Ideologi dimaknai Cornelis Castoriadis (1975) sebagai sebuah imajinasi sosial. Imajinasi merupakan sesuatu yang memberikan kemungkinan-kemungkinan terhadap kehadiran beberapa objek dan image. Pada ranah sosio-historis, ideologi membangun sebuah imajinasi yang memperhitungkan sebuah orientasi (tujuan) institusi sosial, pembentukan motif-motif, pembentukan kebutuhan-kebutuhan, pengadaan simbol-simbol, tradisi, dan mitos. Lebih tajam, Claude Lefort (1978) menegaskan bahwa ideologi harus membuat variasi dan menempatkan makna acuannya pada masa lalu dan masa depan, sains, moral, serta etika dalam sebuah tatanan yang utuh untuk membenarkan upayanya mengunci setiap potensi perpecahan dan menjustifikasi tatanan yang mapan.

Penerimaan ideologi Pancasila sebagai ideologi berbangsa dan bernegara merupakan sejarah yang panjang. Penerimaannya merupakan pergulatan yang dialektis terhadap berbagai pemikiran yang merupakan proses ideologis yang dinamis. Diterimanya ideologi Pancasila, imajinasi mengenai bangunan kenegaraan telah menemukan kristalisasinya. Kelima sila Pancasila merupakan rumusan nilai-nilai sekaligus cita-cita yang hidup dan dicita-citakan masyarakat Indonesia.

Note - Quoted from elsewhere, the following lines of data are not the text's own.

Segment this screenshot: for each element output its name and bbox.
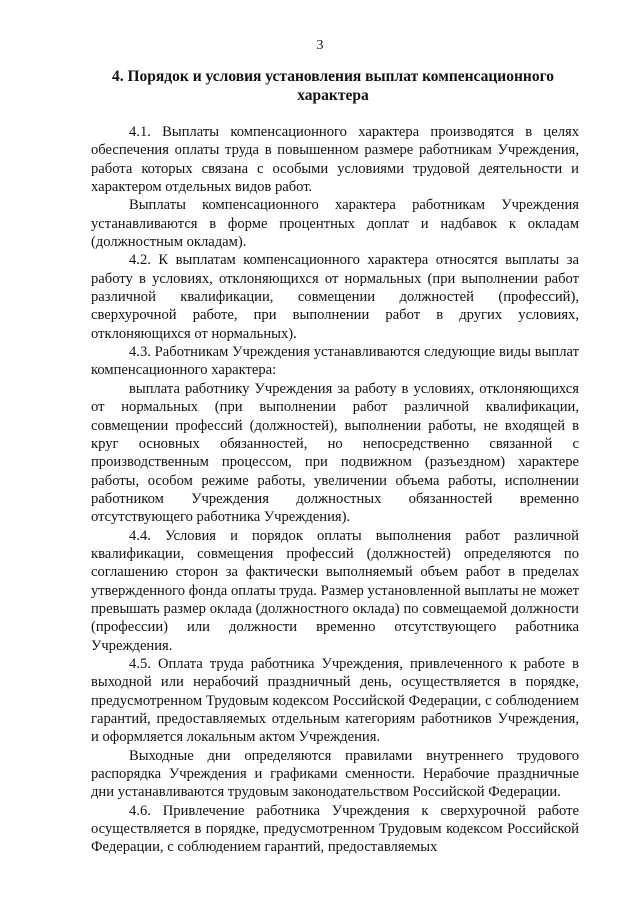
body-text	[91, 123, 579, 857]
paragraph-4-5-days-off: Выходные дни определяются правилами внутреннего трудового распорядка Учреждения и графиками сменности. Нерабочие праздничные дни устанавливаются трудовым законодательством Российской Федерации.	[91, 747, 579, 801]
page-number: 3	[316, 38, 324, 53]
paragraph-4-5: 4.5. Оплата труда работника Учреждения, привлеченного к работе в выходной или нерабочий праздничный день, осуществляется в порядке, предусмотренном Трудовым кодексом Российской Федерации, с соблюдением гарантий, предоставляемых отдельным категориям работников Учреждения, и оформляется локальным актом Учреждения.	[91, 655, 579, 746]
paragraph-4-1-form: Выплаты компенсационного характера работникам Учреждения устанавливаются в форме процентных доплат и надбавок к окладам (должностным окладам).	[91, 197, 579, 251]
paragraph-4-2: 4.2. К выплатам компенсационного характера относятся выплаты за работу в условиях, отклоняющихся от нормальных (при выполнении работ различной квалификации, совмещении должностей (профессий), сверхурочной работе, при выполнении работ в других условиях, отклоняющихся от нормальных).	[91, 252, 579, 342]
section-title: 4. Порядок и условия установления выплат компенсационного характера	[111, 68, 554, 104]
paragraph-4-3-item: выплата работнику Учреждения за работу в условиях, отклоняющихся от нормальных (при выполнении работ различной квалификации, совмещении профессий (должностей), выполнении работы, не входящей в круг основных обязанностей, но непосредственно связанной с производственным процессом, при подвижном (разъездном) характере работы, особом режиме работы, увеличении объема работы, исполнении работником Учреждения должностных обязанностей временно отсутствующего работника Учреждения).	[91, 380, 579, 526]
paragraph-4-4: 4.4. Условия и порядок оплаты выполнения работ различной квалификации, совмещения профессий (должностей) определяются по соглашению сторон за фактически выполняемый объем работ в пределах утвержденного фонда оплаты труда. Размер установленной выплаты не может превышать размер оклада (должностного оклада) по совмещаемой должности (профессии) или должности временно отсутствующего работника Учреждения.	[91, 527, 579, 654]
paragraph-4-3: 4.3. Работникам Учреждения устанавливаются следующие виды выплат компенсационного характера:	[91, 344, 579, 379]
paragraph-4-1: 4.1. Выплаты компенсационного характера производятся в целях обеспечения оплаты труда в повышенном размере работникам Учреждения, работа которых связана с особыми условиями трудовой деятельности и характером отдельных видов работ.	[91, 124, 579, 196]
paragraph-4-6: 4.6. Привлечение работника Учреждения к сверхурочной работе осуществляется в порядке, предусмотренном Трудовым кодексом Российской Федерации, с соблюдением гарантий, предоставляемых	[91, 802, 579, 856]
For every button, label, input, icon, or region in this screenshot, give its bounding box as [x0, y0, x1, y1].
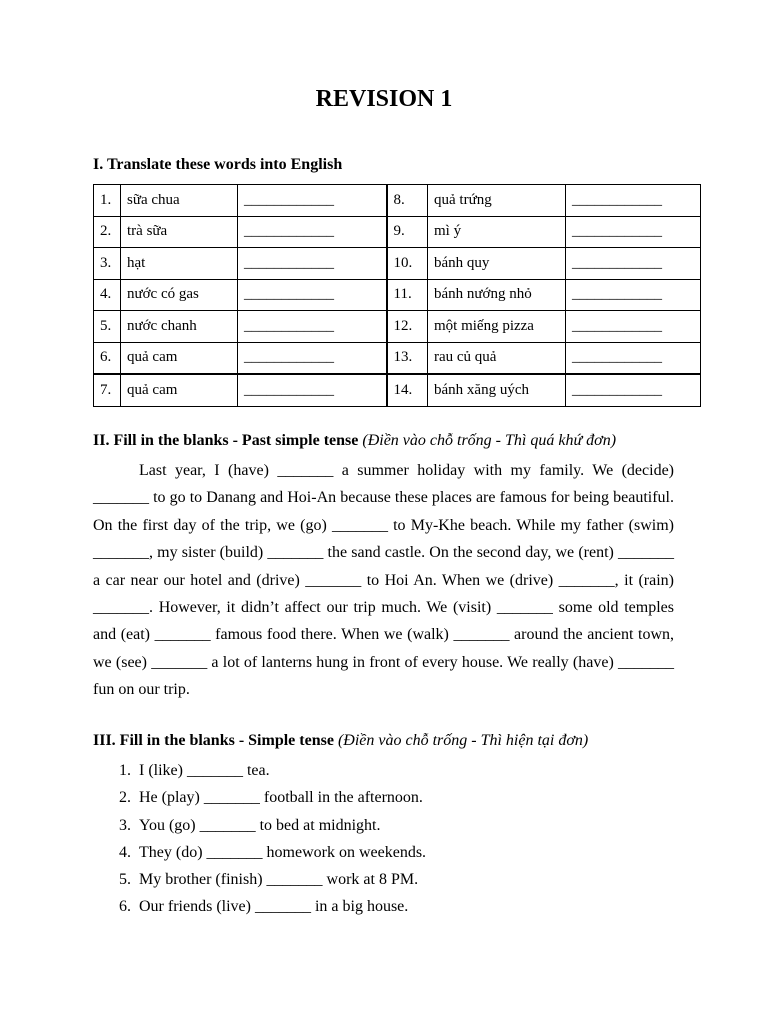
- vocab-word: quả cam: [121, 342, 238, 374]
- vocab-word: quả trứng: [428, 185, 566, 217]
- vocab-word: bánh xăng uých: [428, 374, 566, 406]
- section-2-heading-bold: II. Fill in the blanks - Past simple tense: [93, 432, 359, 449]
- vocab-number: 4.: [94, 279, 121, 311]
- answer-blank: ____________: [238, 374, 387, 406]
- exercise-number: 5.: [119, 871, 131, 889]
- section-2-heading-italic: (Điền vào chỗ trống - Thì quá khứ đơn): [362, 432, 617, 449]
- vocab-word: bánh nướng nhỏ: [428, 279, 566, 311]
- vocab-number: 7.: [94, 374, 121, 406]
- exercise-item: [93, 866, 653, 893]
- answer-blank: ____________: [566, 248, 701, 280]
- vocab-number: 6.: [94, 342, 121, 374]
- vocab-word: mì ý: [428, 216, 566, 248]
- exercise-number: 2.: [119, 789, 131, 807]
- vocab-row: [94, 374, 701, 406]
- vocab-row: [94, 279, 701, 311]
- exercise-item: [93, 784, 653, 811]
- vocab-word: nước chanh: [121, 311, 238, 343]
- answer-blank: ____________: [238, 342, 387, 374]
- vocab-number: 2.: [94, 216, 121, 248]
- answer-blank: ____________: [566, 374, 701, 406]
- exercise-item: [93, 839, 653, 866]
- vocab-row: [94, 248, 701, 280]
- vocab-number: 10.: [387, 248, 428, 280]
- page-title: REVISION 1: [315, 86, 453, 112]
- vocab-word: bánh quy: [428, 248, 566, 280]
- exercise-text: You (go) _______ to bed at midnight.: [139, 816, 381, 834]
- exercise-number: 4.: [119, 843, 131, 861]
- paragraph-text: Last year, I (have) _______ a summer holiday with my family. We (decide) _______ to go to Danang and Hoi-An because these places are famous for being beautiful. On the first day of the trip, we (go) _______ to My-Khe beach. While my father (swim) _______, my sister (build) _______ the sand castle. On the second day, we (rent) _______ a car near our hotel and (drive) _______ to Hoi An. When we (drive) _______, it (rain) _______. However, it didn’t affect our trip much. We (visit) _______ some old temples and (eat) _______ famous food there. When we (walk) _______ around the ancient town, we (see) _______ a lot of lanterns hung in front of every house. We really (have) _______ fun on our trip.: [93, 462, 674, 699]
- exercise-text: He (play) _______ football in the afternoon.: [139, 789, 423, 807]
- vocab-number: 12.: [387, 311, 428, 343]
- vocab-word: quả cam: [121, 374, 238, 406]
- exercise-text: They (do) _______ homework on weekends.: [139, 843, 427, 861]
- vocab-number: 8.: [387, 185, 428, 217]
- vocab-word: nước có gas: [121, 279, 238, 311]
- vocab-word: rau củ quả: [428, 342, 566, 374]
- answer-blank: ____________: [238, 279, 387, 311]
- vocab-number: 14.: [387, 374, 428, 406]
- exercise-item: [93, 893, 653, 920]
- vocabulary-table: [93, 184, 701, 407]
- section-3-heading-italic: (Điền vào chỗ trống - Thì hiện tại đơn): [337, 732, 589, 749]
- past-tense-paragraph: [93, 457, 674, 704]
- answer-blank: ____________: [238, 248, 387, 280]
- answer-blank: ____________: [238, 311, 387, 343]
- exercise-text: My brother (finish) _______ work at 8 PM.: [139, 871, 419, 889]
- answer-blank: ____________: [566, 342, 701, 374]
- exercise-item: [93, 812, 653, 839]
- vocab-word: một miếng pizza: [428, 311, 566, 343]
- section-3-heading-bold: III. Fill in the blanks - Simple tense: [93, 732, 334, 749]
- vocab-row: [94, 216, 701, 248]
- answer-blank: ____________: [238, 216, 387, 248]
- vocab-word: trà sữa: [121, 216, 238, 248]
- vocab-row: [94, 342, 701, 374]
- section-1-heading: I. Translate these words into English: [93, 156, 343, 173]
- answer-blank: ____________: [238, 185, 387, 217]
- exercise-number: 1.: [119, 762, 131, 779]
- exercise-text: Our friends (live) _______ in a big house.: [139, 898, 409, 916]
- exercise-number: 3.: [119, 816, 131, 834]
- simple-tense-exercise-list: [93, 757, 653, 921]
- answer-blank: ____________: [566, 185, 701, 217]
- vocab-word: sữa chua: [121, 185, 238, 217]
- vocab-number: 3.: [94, 248, 121, 280]
- vocab-number: 11.: [387, 279, 428, 311]
- vocab-row: [94, 185, 701, 217]
- exercise-item: [93, 757, 653, 784]
- vocab-number: 9.: [387, 216, 428, 248]
- answer-blank: ____________: [566, 279, 701, 311]
- vocab-number: 5.: [94, 311, 121, 343]
- vocab-row: [94, 311, 701, 343]
- exercise-number: 6.: [119, 898, 131, 916]
- answer-blank: ____________: [566, 216, 701, 248]
- section-2-heading: [93, 432, 616, 450]
- vocab-word: hạt: [121, 248, 238, 280]
- vocab-number: 13.: [387, 342, 428, 374]
- section-3-heading: [93, 732, 588, 750]
- vocab-number: 1.: [94, 185, 121, 217]
- answer-blank: ____________: [566, 311, 701, 343]
- exercise-text: I (like) _______ tea.: [139, 762, 270, 779]
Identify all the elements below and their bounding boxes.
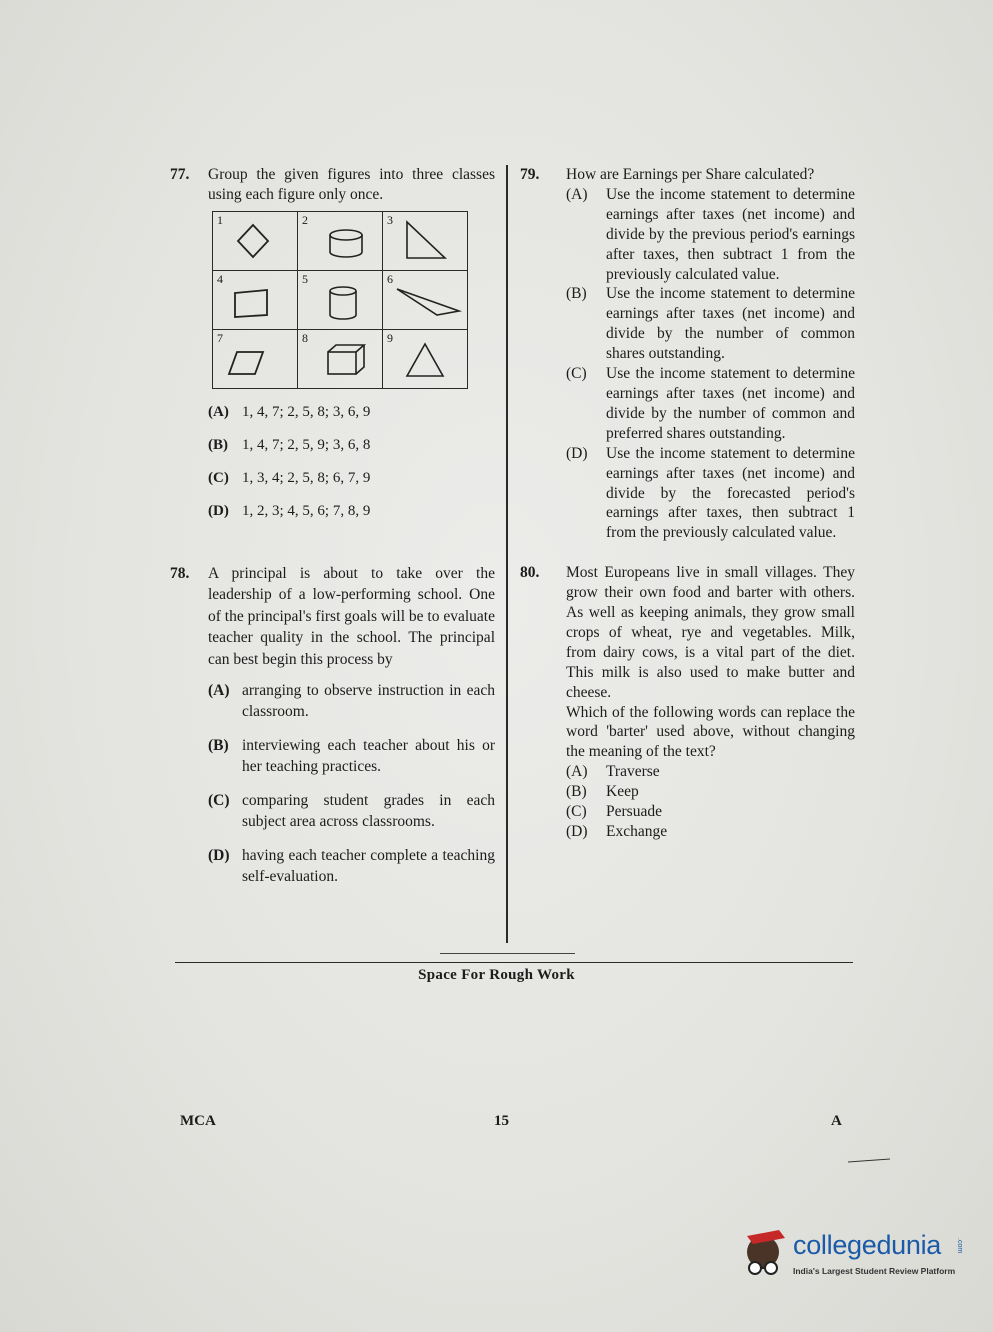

Pancasila merupakan rumusan konkret dalam konteks obsesi bersama untuk membentuk sebuah negara kesatuan yang ideal, dipercaya, dan harus selalu diperjuangkan. Pancasila merangkai kondisi sosial historis, kultur, bahkan mitos ke dalam sebuah jembatan yang akan membawa Indonesia menuju kejayaan. Pancasila sebagai sebuah ideologi bangsa dan negara, melalui sila-silanya, mengarahkan semua elemen masyarakat pada satu gerak.

Sebagai sebuah ideologi, Pancasila harus dibaca dengan dinamika pemikiran yang terus berkembang sehingga bisa menjadikannya sebagai working ideologi yang selalu kaya dengan penafsiran baru sesuai dengan konteks zamannya. Harus diyakini pula, Pancasila sebagai sebuah ideologi kebangsaan memiliki fungsi integratif. Yaitu, menjamin kelangsungan kesatuan bangsa Indonesia yang pluralistik.

Namun sayang sekali, sekarang ini Pancasila terkesan ditelantarkan dan disisihkan. Bahkan, muncul berbagai godaan yang meragukannya sebagai sebuah ideologi bangsa dan negara. Upaya perwujudan nilai-nilai Pancasila selama ini masih setengah hati. Wacana tentang Pancasila cenderung melemah, bahkan mulai muncul pemikiran-pemikiran ideologi yang sektarian yang hanya memikirkan kepentingan kelompok dan mayoritas. Bahkan, tidak sedikit orang yang belum menempatkan dirinya untuk tunduk kepada ideologi dan konstitusi. Di sisi lain, tidak ada upaya yang menggairahkan untuk mengartikulasikan Pancasila secara berkesinambungan agar semakin kuat tertanam dalam tatanan berbangsa dan bernegara.

Sudah saatnya kita menata kembali sekaligus mengupayakan terwujudnya nilai-nilai Pancasila secara sungguh-sungguh. Harus diwujudkan secara konkret pembangunan yang mengacu pada nilai-nilai visioner Pancasila yang pada gilirannya akan mewujudkan Indonesia yang sejahtera dan berkeadilan. Dan, itu adalah tugas kita semua!